As health systems engage more directly with their local communities, they will of course find that there are many other health care organizations, governmental programs, public health agencies, and faith-based organizations, among others, who also address the social determinants of health. Working toward collaboration across these many organizations equals the complexity we have already described within the ecosystem of a single health care system. High-need patients often put their trust in safety net health systems, the local public health system, and partnering community-based organizations. This is due in part to colocation in high-need neighborhoods, longstanding relationships among these local community-based organizations, and long-term commitment to underserved populations. Third-party payers, as noted by Butler and Nichols, are “learning that effective infrastructure is technology combined with trust, the kind of client trust that community-based organizations and their network curators have and that does not transfer easily to large health plans or new technology vendors.”22(p1245) In this essay, we focus on building infrastructure within the health care system and building bridges to community-based resources. However, in some neighborhoods, these community-based resources are strained or nonexistent. Thus, investment in the community-based component of the network is also necessary to realize the gains in the investments discussed here.

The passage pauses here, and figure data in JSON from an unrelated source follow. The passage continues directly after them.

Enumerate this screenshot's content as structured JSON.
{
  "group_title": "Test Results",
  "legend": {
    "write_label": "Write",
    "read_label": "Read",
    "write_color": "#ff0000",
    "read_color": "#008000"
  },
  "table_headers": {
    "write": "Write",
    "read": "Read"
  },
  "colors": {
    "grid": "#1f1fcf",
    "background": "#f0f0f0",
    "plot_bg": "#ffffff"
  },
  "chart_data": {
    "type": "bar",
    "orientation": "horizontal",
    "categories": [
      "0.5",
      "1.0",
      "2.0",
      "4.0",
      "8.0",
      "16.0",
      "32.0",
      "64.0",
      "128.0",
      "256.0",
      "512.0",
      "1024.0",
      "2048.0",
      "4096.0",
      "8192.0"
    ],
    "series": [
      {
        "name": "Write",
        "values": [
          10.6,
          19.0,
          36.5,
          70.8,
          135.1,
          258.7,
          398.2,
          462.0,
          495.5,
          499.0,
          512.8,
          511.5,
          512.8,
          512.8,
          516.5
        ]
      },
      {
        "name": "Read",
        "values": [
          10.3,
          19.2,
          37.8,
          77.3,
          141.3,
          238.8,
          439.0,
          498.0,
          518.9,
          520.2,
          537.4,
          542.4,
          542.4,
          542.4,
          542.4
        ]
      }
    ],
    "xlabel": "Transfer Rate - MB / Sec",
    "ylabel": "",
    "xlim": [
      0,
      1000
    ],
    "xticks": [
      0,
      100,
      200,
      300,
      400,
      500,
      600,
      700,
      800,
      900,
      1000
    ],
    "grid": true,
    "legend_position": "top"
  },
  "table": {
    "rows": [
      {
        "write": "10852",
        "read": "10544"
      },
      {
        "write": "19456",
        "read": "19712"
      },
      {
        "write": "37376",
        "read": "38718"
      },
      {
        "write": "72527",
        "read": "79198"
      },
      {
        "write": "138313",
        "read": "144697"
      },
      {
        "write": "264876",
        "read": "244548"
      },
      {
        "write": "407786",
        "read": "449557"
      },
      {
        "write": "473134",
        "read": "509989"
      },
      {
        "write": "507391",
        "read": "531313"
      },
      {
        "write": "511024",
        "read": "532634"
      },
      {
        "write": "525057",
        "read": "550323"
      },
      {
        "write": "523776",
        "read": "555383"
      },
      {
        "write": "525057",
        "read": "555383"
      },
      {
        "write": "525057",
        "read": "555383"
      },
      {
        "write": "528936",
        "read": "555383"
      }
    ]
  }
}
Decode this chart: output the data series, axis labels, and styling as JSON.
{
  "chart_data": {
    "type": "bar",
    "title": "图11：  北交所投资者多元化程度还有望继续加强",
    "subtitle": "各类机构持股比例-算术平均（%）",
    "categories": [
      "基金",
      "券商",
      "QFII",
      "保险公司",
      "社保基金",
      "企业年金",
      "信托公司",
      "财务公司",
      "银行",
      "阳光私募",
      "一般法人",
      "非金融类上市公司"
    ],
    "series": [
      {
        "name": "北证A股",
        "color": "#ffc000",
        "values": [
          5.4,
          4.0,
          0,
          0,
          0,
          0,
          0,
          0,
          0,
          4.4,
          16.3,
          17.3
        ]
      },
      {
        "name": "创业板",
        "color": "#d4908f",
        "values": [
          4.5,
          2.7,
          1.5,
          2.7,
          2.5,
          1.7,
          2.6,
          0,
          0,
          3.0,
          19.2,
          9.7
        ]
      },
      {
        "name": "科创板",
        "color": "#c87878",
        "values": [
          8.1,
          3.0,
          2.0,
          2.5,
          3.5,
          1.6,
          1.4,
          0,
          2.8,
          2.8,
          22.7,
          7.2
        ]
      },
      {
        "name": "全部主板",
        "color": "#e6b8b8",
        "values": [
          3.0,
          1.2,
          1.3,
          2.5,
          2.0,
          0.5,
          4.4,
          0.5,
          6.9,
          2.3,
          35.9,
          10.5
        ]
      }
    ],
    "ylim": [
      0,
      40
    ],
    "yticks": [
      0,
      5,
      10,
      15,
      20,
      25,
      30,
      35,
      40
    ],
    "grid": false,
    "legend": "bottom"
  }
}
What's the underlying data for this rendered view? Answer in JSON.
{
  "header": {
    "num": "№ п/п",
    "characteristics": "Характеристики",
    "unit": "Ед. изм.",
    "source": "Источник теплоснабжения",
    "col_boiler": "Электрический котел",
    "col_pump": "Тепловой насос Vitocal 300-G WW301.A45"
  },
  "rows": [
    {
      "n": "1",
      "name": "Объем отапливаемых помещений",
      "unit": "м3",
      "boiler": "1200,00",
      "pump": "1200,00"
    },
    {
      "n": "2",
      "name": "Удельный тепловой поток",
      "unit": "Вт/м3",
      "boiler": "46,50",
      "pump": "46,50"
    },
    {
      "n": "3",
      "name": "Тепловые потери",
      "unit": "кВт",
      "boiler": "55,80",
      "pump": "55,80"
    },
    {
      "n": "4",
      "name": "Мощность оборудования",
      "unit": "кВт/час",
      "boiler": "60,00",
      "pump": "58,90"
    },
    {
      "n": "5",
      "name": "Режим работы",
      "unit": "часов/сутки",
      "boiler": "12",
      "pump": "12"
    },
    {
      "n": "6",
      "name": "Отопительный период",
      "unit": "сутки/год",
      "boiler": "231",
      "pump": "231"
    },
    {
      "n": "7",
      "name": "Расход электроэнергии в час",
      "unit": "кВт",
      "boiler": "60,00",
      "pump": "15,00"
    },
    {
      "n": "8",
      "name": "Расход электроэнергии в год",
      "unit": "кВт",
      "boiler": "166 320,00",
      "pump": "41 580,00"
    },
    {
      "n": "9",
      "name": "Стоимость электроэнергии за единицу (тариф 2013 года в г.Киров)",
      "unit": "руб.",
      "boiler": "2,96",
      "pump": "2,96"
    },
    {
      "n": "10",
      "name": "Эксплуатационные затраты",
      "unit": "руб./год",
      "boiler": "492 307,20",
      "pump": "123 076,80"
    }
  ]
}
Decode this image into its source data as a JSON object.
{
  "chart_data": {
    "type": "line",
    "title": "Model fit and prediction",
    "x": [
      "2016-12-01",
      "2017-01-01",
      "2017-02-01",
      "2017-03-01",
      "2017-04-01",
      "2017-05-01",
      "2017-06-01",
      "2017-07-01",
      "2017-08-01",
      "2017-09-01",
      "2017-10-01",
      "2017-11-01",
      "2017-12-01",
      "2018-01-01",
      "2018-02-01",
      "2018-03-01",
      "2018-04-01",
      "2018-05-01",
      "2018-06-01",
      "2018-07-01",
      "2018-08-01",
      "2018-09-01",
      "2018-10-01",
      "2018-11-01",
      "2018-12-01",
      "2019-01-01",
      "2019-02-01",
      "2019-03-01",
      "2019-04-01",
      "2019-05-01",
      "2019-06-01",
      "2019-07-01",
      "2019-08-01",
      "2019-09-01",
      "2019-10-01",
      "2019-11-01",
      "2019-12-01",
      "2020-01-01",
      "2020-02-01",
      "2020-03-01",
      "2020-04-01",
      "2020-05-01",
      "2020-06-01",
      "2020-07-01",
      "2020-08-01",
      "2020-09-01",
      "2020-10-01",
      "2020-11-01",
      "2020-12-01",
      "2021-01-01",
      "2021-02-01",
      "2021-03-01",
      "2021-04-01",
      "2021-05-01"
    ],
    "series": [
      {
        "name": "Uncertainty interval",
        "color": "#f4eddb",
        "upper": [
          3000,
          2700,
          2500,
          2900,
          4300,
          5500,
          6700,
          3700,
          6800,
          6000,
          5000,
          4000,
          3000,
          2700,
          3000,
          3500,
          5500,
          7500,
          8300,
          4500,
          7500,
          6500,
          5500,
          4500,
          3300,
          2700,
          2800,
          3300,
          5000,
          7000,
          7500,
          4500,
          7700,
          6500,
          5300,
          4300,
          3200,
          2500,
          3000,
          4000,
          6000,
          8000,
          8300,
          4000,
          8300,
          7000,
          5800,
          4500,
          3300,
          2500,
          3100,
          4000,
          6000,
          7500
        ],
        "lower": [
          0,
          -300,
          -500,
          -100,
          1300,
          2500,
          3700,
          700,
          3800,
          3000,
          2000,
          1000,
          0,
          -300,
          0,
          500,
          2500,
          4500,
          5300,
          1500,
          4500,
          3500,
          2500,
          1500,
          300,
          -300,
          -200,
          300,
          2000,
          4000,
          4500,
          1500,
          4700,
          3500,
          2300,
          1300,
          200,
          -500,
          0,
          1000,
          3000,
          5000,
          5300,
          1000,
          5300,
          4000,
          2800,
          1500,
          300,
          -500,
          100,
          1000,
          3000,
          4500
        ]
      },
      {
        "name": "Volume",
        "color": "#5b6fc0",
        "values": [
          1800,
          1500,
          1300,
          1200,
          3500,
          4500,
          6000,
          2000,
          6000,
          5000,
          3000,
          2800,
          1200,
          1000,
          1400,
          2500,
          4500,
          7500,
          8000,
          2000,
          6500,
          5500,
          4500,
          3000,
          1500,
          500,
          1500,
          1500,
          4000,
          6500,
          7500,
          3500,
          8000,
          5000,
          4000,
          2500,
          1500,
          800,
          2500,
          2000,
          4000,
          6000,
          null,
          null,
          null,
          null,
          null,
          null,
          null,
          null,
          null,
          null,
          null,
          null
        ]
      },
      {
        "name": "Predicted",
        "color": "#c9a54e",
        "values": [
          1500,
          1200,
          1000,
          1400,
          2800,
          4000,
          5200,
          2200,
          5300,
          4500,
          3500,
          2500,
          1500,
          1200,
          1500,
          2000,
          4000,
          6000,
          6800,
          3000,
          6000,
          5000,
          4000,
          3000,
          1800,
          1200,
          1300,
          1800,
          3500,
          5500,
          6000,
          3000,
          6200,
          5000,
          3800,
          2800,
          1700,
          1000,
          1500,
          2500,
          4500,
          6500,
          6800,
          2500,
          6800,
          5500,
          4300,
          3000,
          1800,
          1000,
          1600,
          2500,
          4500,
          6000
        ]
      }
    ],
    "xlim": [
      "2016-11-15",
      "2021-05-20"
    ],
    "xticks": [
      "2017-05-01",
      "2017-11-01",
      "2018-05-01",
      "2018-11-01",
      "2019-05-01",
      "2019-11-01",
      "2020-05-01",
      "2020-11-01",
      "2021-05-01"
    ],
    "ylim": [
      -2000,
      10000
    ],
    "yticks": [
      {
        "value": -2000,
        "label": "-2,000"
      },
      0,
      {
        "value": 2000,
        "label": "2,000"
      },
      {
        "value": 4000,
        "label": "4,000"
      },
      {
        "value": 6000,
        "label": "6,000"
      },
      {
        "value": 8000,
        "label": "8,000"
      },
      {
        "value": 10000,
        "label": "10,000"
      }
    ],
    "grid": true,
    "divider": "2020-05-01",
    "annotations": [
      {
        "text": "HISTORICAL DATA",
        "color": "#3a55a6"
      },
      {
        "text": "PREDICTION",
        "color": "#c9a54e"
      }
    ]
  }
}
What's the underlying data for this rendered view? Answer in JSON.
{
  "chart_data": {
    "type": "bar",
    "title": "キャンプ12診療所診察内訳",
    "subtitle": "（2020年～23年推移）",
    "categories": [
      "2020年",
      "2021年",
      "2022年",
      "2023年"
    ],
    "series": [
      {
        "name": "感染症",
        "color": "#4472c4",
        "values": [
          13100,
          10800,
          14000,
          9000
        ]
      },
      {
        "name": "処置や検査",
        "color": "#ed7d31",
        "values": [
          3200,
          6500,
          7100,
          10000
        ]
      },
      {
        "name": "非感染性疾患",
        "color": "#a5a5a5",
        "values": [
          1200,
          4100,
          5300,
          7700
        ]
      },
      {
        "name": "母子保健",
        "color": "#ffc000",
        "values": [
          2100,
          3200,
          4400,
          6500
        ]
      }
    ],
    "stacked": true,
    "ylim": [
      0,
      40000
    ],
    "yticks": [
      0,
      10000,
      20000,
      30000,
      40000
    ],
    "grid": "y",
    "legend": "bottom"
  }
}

The NASEM report and other recent consensus reports provide a blueprint for the infrastructure needed to support integrating social care into medical care. While health systems with a robust existing foundation may be able to bootstrap short-term funding to initiate this work, we conclude that long-term investments by third-party payers will be necessary for most health systems to achieve the recommended integration of medical and social care. We also highlight the added complexity and infrastructure needed to grow cross-sectoral partnerships that begin to address the roots of social care issues, including economic development.

ACKNOWLEDGMENTS

We acknowledge the financial and leadership support of Eskenazi Health and the Eskenazi Health Foundation, Indianapolis, IN.

CONFLICTS OF INTEREST

The authors have no conflicts of interest to report.

HUMAN PARTICIPANT PROTECTION

This article is not reporting human participant research.